Œuvres complètes, tome IX, 1905-1907, Joris-Karl Huysmans, Classiques Garnier (par Gilles Banderier)
Œuvres complètes, tome IX, 1905-1907, édition Jean-Marie Seillan, août 2020, 592 pages, 29 €
Ecrivain(s): Joris-Karl Huysmans Edition: Classiques Garnier
Quoi de neuf ? Huysmans. Celui que l’on considérait comme un épigone doué quoique bizarre de Zola connaît un regain de faveur qui, comme toujours, en dit plus sur notre époque que sur l’écrivain lui-même (considérer le succès de Jane Austen, à qui les manuels de littérature ne consacraient que quelques lignes voici cinquante ans). En 2015, Michel Houellebecq avait fait du héros (peut-être le terme n’est-il pas bien choisi) de Soumission un universitaire, spécialiste de Huysmans. Suivirent un beau volume à la Bibliothèque de la Pléiade (2019) et, à présent, un ensemble d’Œuvres complètes (la précédente édition unitaire des textes de Huysmans avait paru il y a près d’un siècle).
Malraux disait que la mort transforme la vie en destin. Qu’en est-il de l’œuvre ? Car nous commençons par la fin, le tome IX, qui rassemble les deux derniers titres de l’écrivain parus de son vivant : Trois églises, et Les Foules de Lourdes. L’espoir n’est jamais tout à fait interdit, mais Huysmans, dévoré par le cancer, avait de bonnes raisons de penser que ces livres seraient les derniers qu’il écrirait. Il s’éloigne du roman, genre qui l’avait fait connaître, même si Les Foules de Lourdes sont en grande partie écrites contre un roman de Zola, son ancien maître.
Si l’on voulait comparer l’œuvre de Huysmans à une cathédrale (une comparaison particulièrement appropriée), Trois églises ferait figure de chapelle latérale obscure, où seul le sacristain s’aventure. L’écrivain appréciait les églises sombres et peu fréquentées, voire pas fréquentées du tout, où l’on peut se recueillir en paix. Il décrit à sa manière, c’est-à-dire non sans digressions, trois édifices parisiens, Saint-Merry, Saint-Germain-l’Auxerrois et Notre-Dame de Paris, où il s’attarde sur le « symbolisme » du monument, puisant à pleines mains dans des écrivains médiévaux oubliés, découverts à la faveur de séjours dans les bibliothèques monastiques.

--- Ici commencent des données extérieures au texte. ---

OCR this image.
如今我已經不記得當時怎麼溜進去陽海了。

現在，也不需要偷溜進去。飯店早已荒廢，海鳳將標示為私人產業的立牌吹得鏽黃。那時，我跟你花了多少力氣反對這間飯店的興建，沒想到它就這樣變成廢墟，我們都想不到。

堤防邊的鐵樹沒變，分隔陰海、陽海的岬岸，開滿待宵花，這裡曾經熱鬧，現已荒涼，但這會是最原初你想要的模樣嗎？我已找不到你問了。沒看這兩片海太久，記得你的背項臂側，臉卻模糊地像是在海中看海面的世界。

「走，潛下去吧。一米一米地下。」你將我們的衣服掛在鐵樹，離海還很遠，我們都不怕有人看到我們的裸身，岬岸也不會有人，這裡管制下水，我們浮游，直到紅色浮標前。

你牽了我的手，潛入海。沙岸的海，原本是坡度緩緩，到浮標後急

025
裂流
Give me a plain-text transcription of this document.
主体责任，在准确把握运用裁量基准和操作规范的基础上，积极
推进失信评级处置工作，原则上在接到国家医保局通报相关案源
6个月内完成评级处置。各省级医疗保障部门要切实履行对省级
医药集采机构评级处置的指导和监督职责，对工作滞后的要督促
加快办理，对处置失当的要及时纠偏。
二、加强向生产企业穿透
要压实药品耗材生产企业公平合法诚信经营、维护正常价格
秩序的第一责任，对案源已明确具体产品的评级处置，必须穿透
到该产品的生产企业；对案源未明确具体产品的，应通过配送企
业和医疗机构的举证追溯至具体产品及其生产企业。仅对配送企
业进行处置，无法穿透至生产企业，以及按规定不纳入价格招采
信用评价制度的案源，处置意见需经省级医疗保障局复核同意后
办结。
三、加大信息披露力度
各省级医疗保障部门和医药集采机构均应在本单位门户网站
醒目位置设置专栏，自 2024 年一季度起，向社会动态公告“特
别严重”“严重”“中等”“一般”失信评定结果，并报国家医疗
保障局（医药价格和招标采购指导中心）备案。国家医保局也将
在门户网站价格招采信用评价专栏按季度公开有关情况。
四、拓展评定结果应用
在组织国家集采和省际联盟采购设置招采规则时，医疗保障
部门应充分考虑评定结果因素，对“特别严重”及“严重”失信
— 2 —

Le goût de Huysmans pour les églises vénérables, anciennes, sombres et vides de monde aurait dû en principe le tenir à l’écart du sanctuaire de Lourdes, l’antithèse à peu près complète de ce qu’il appréciait. Non seulement il s’y rendit et y séjourna, carnet en main, un certain temps, mais encore il lui consacra son ultime livre. Pour un catholique, Lourdes est un endroit où il faut s’être rendu au moins une fois dans sa vie. Peut-être Huysmans espéra-t-il secrètement y trouver un soulagement, sinon une guérison, à ses maux physiques. Mais il était autant un croyant qu’un écrivain, désireux de rompre des lances avec Zola, qui avait publié un roman sur le pèlerinage pyrénéen. Les Foules de Lourdes sont dans une bonne mesure écrites contre le maître disparu. Cela étant, comme catholique, Huysmans se montra étonnamment mal disposé à l’égard du sanctuaire, où tout semblait fait pour lui déplaire : l’architecture, la foule, les malades les uns plus atteints que les autres (on ne va pas à Lourdes se faire guérir d’un rhume), décrits avec un grand luxe de détails (un héritage du naturalisme), lesquels parurent choquants aux yeux des revues qui publièrent les « bonnes feuilles » en supprimant plusieurs passages. Tout le livre hésite entre fascination et répulsion, même lorsque Huysmans envisage la figure de Bernadette Soubirous, cette jeune bergère dont la famille vivait dans des conditions de dénuement inimaginables de nos jours, en France du moins. Des bibliothèques entières, de l’exécration à l’exaltation, ont été consacrées à cette jeune femme morte loin des Pyrénées, paradoxalement opaque à force de transparence, d’abandon et de simplicité.
On ne peut que louer le travail éditorial accompli par Jean-Marie Seillan, qui connaît tout ce que Huysmans a écrit, ce qui est publié et ce qui ne l’est pas, les carnets et la correspondance inédits, et on ne prendra guère de risques en qualifiant cette édition de définitive, en se bornant toutefois à exprimer un regret : les variantes textuelles sont placées en bas de page et les notes explicatives rejetées à la fin des textes. Peut-être eût-il été préférable de faire l’inverse.
Gilles Banderier
Jean-Marie Seillan est professeur émérite de littérature française à l’Université de Nice.